Comment Re:A Bit More To It... (Score 1) 95
Something that does not actually work, and has no prayer of actually working, does not "reasonably ensure" anything. It's kind of the opposite of "ensure".
Sometimes you're told to ensure things either can't or in fact won't be be ensured. That can happen because the people who create the standards are stupid, or because the people who create the standards don't understand obstacles created by how things actually work, or because their understanding is out of date, or because in their hearts they believe that if they just wish hard enough it'll all come true. On the more "positive" side, it can be because they are thinking in terms of "what would be objectively reasonable" instead of "what an organization can actually be beaten into doing", or because they make the mistake of pretending that everybody will comply with good will and actually accept meaningful restrictions on their scope of action instead of finding ways to claim to comply while doing exactly what they would have done anyway.
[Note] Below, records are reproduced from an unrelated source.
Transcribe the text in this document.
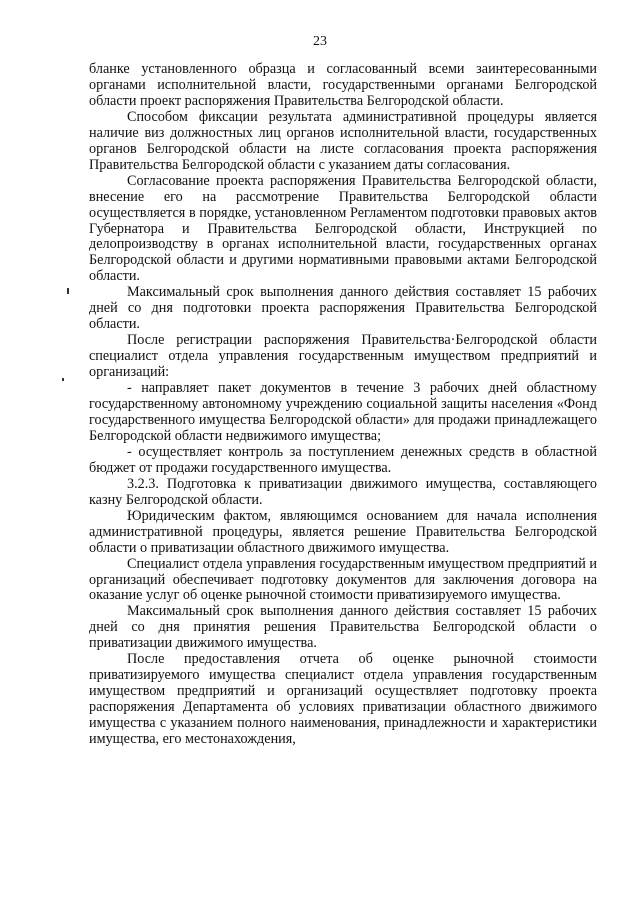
23

бланке установленного образца и согласованный всеми заинтересованными органами исполнительной власти, государственными органами Белгородской области проект распоряжения Правительства Белгородской области.

Способом фиксации результата административной процедуры является наличие виз должностных лиц органов исполнительной власти, государственных органов Белгородской области на листе согласования проекта распоряжения Правительства Белгородской области с указанием даты согласования.

Согласование проекта распоряжения Правительства Белгородской области, внесение его на рассмотрение Правительства Белгородской области осуществляется в порядке, установленном Регламентом подготовки правовых актов Губернатора и Правительства Белгородской области, Инструкцией по делопроизводству в органах исполнительной власти, государственных органах Белгородской области и другими нормативными правовыми актами Белгородской области.

Максимальный срок выполнения данного действия составляет 15 рабочих дней со дня подготовки проекта распоряжения Правительства Белгородской области.

После регистрации распоряжения Правительства·Белгородской области специалист отдела управления государственным имуществом предприятий и организаций:

- направляет пакет документов в течение 3 рабочих дней областному государственному автономному учреждению социальной защиты населения «Фонд государственного имущества Белгородской области» для продажи принадлежащего Белгородской области недвижимого имущества;

- осуществляет контроль за поступлением денежных средств в областной бюджет от продажи государственного имущества.

3.2.3. Подготовка к приватизации движимого имущества, составляющего казну Белгородской области.

Юридическим фактом, являющимся основанием для начала исполнения административной процедуры, является решение Правительства Белгородской области о приватизации областного движимого имущества.

Специалист отдела управления государственным имуществом предприятий и организаций обеспечивает подготовку документов для заключения договора на оказание услуг об оценке рыночной стоимости приватизируемого имущества.

Максимальный срок выполнения данного действия составляет 15 рабочих дней со дня принятия решения Правительства Белгородской области о приватизации движимого имущества.

После предоставления отчета об оценке рыночной стоимости приватизируемого имущества специалист отдела управления государственным имуществом предприятий и организаций осуществляет подготовку проекта распоряжения Департамента об условиях приватизации областного движимого имущества с указанием полного наименования, принадлежности и характеристики имущества, его местонахождения,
When that happens, a culture tends to get built up around accepting certain ritualistic actions as "reasonable compliance", in spite of the fact that everybody knows they're ineffective
Auditors (and people in basically similar roles) are usually big players in this phase. They find themselves told to enforce standards that cannot in fact be met at all, or that can't be met in any way that they actually have enough power to demand. Even if it would, in some sense, be objectively reasonable to do whatever it took to meet the standard, that doesn't mean that most auditors can really say something like "You can't do work-at-home because you can't protect customer data, and don't give me any cheesy BS about cameras.". At most, they might hope to expend a lot of political capital to get some exec to spend 15 seconds signing off on a "risk acceptance". Yet auditors also aren't really allowed to admit when the standards are unreasonable, and they sure aren't allowed to admit that they can't actually enforce effective compliance with a standard that is reasonable.
So they sort of converge among themselves on which specific rituals count as "best practices" and are therefore "reasonable". The legal system then plays along, because, first, lawyers and judges are not usually domain experts and may not even notice the flaws, and second, they are under the same pressures as auditors. Yes, judges too.
This is of course easier for everybody if the "best practice" isn't completely ineffective. You can then exaggerate that and tiptoe around the fact that it's almost completely ineffective. These cameras, for example, will probably catch some small number of the dumber criminals, which can then be used as justification for entrenching them as standard.
This whole dance benefits people by letting them avoid getting into conflicts that will hurt them personally, and/or that truly can't be reconciled at all. But it does not advance the supposed, object-level goal. The Emperor has no clothes.
If you want to actually prevent data theft/abuse/whatever by these CSAs, as opposed to putting on a performance to signal your abstract endorsement of prevention as a good thing, then you either have to find a way to do it while eliminating "clean desk" as a requirement, or you have to provide an environment where you can actually ensure "clean desk", and demand that people come there. Which of course involves paying more, or making some structural change that hurts careers or demands extra work somewhere, or worst of all forcing people think a thought or two that fall outside their comfort zones. Which is why huge numbers of structures around you will resist you and undermine your ability to successfully enforce it.